How long the Angels, who now number about 1,000 in cities around the country by their own count, choose to avoid government supervision of some kind is up to one man -- group founder and national director Curtis Sliwa, a good-looking young man of medium height and build who grew up in a middle-class white section of Brooklyn.

In an interview at the rambling and ramshackled Angel headquarters, which also is serving as Sliwa's apartment, he vehemently defended the organization's two principals:

1. The use of force to detain and arrest those who have committed or are about to commit major crimes, like assault.

2. Autonomy from any government law enforcement agencies as long as they do not allow the Angels to use force.

He reinterated, as do his colleagues, that no Angel is ever allowed to carry a weapon and that all are given extensive training both in the laws which permit them to make citizens' arrests and in physical self-defense. Every Angel must attend an hour of self-defense training every week.

And there are other membership qualifications: A prospective Angel must be at least 16 years of age, is granted an application interview only if he or she is recommended by a current member; must have physical stamina and self-defense skills; must either be working at a full-time job, actively and convincingly looking for work, or attending high school or college.

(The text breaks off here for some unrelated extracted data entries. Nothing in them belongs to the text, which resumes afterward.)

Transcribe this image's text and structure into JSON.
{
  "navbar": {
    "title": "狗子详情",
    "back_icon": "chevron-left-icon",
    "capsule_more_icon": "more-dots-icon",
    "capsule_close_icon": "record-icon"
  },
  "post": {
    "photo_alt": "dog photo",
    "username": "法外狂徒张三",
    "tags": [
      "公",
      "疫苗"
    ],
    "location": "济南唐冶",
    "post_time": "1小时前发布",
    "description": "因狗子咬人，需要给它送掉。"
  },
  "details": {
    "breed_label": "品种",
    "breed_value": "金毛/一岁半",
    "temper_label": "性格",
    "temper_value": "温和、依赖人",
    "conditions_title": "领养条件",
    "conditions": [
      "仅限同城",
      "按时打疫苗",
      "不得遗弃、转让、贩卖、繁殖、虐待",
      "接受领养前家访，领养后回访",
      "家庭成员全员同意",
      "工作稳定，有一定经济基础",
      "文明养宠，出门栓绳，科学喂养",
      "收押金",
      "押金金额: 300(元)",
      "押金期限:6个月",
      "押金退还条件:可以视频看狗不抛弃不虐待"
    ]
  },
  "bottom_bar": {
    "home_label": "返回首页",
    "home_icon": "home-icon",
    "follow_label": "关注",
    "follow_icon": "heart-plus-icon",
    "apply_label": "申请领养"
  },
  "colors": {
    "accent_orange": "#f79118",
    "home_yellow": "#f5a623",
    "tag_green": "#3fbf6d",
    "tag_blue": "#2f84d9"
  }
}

On the other hand, Mr. McKechnie of the transit police union, one of the group's sternest critics, claims that many Angels don't go to school, don't have jobs, and aren't looking for them. Too many, he believes, have criminal backgrounds and "many have been arrested" in the context of their Angel patrols. At the very least, he contends, the Angels should be made to become bonafide auxilliary police, and thus be licensed to "act as the eyes and ears" of authorities but have no power to detain or arrest anyone.

Not so, Angel's leader Sliwa argues, saying that no matter how many policemen are on duty there is still the urgent need for assistance from young people who are not restricted by official rules and regulation.

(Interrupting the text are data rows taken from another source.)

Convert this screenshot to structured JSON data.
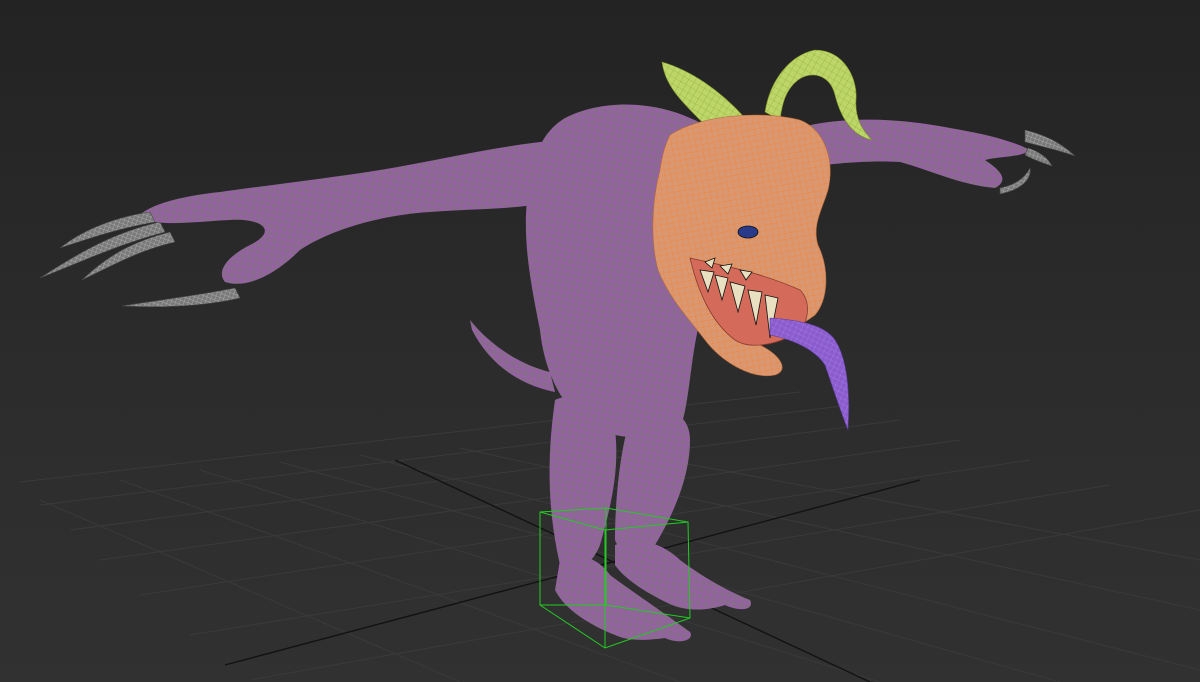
{
  "viewport": {
    "background": "#2b2b2b",
    "grid_color": "#3c3c3c",
    "axis_color": "#111111"
  },
  "model": {
    "body_color": "#8a6a8f",
    "body_wire_color": "#c040f0",
    "head_color": "#d99872",
    "head_wire_color": "#ff7a1e",
    "horn_color": "#bcd66a",
    "horn_wire_color": "#8da62a",
    "claw_color": "#8a8a8a",
    "tongue_color": "#8a5ccc",
    "teeth_color": "#e8e0c0",
    "mouth_color": "#d46b5a"
  },
  "selection": {
    "gizmo_color": "#22cc22"
  }
}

Yet he argues: "We [the Angels] are not living above the law; we are subject to the law."

Patrick Murphy, a former New York City police commissioner and now president of the prestigeous nonprofit Police Foundation in Washington, D.C., told the Monitor that just how accurate Sliwa's statement is can really only be determined by examining every controversial incident in which the Angels are involved.

Private citizens, Mr. Murphy explains, do have the power to step in and prevent crime as well as make arrests. What concerns him and other criminal justice experts is that the Angels may break the law, perhaps inadvertently, by using excessive force, where none may be needed or justified. That is why he believes that it so important that the Angels, or any other self-proclaimed crime fighters, come under the aegis of local authorities who can train and guide them.

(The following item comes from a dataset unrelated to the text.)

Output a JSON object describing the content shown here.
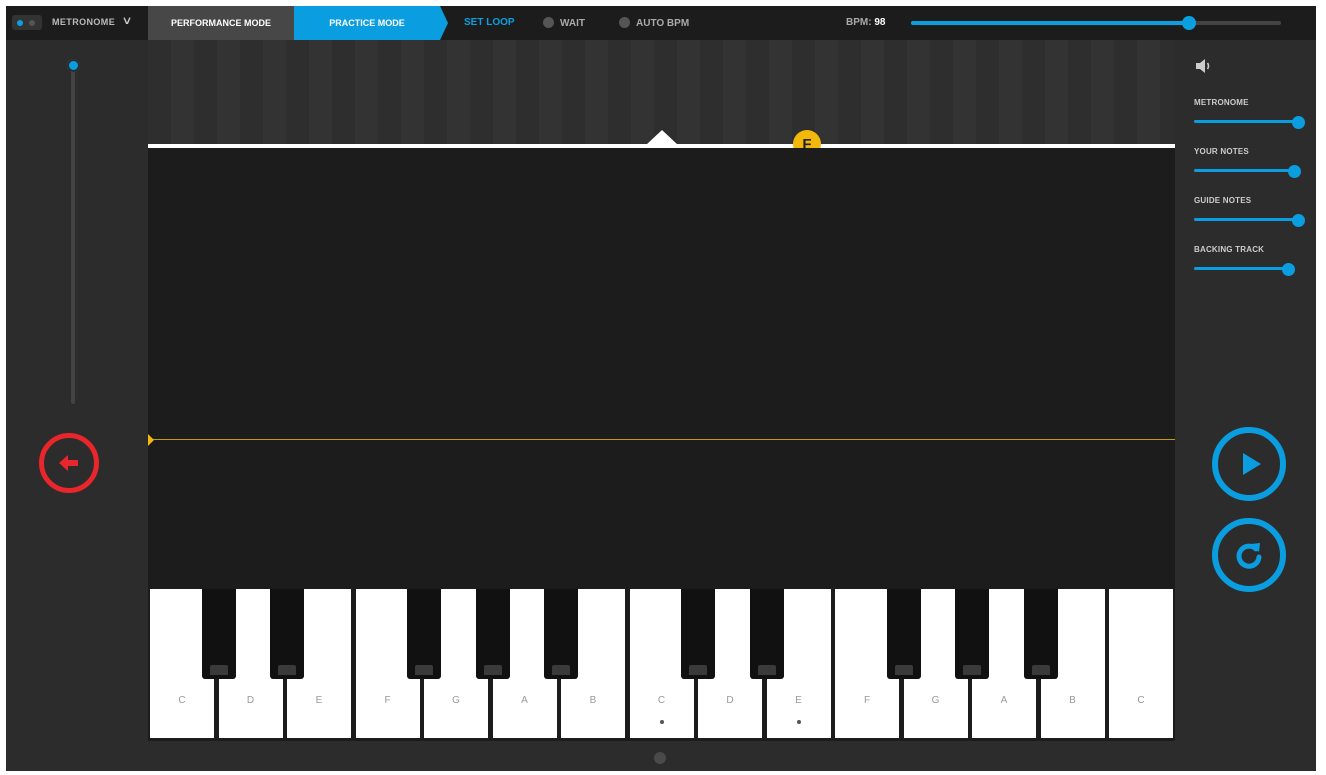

The Angels carry no weapons, but many have advanced skills in karate. For example, New York City leader Lisa Evers, a 22-year-old, has a "brown belt" in karate.

But many other Angels obviously do not have such advanced skills in self-defense, and one Angels' karate trainer says he has serious reservations about the group permitting women to go on patrols. At present, 50 Angels are women. In addition, to visit an Angels training center, as this reporter did, is to see widely varying levels of physical and mental preparedness.

Law enforcement officials do give the organization credit for channeling youthful energies away from what might have easily been lives of crime.

"Most crime is committed by youngsters," Sliwa said emphatically. "We've got to get some of these young people who might be on the line, who might well fall one way or the other in terms of getting into trouble . . . [and] get them involved in protecting people . . . in an organized fashion."

And not for vengeance, either, he says. "When I first joined I basically wanted revenge," agrees Angel "captain" Lawrence Thompson, whose mother was mugged. "I wanted to find this person. But after being in the Angels for a while I started to forget about it ; I started to care about people, especially elderly people on the trains."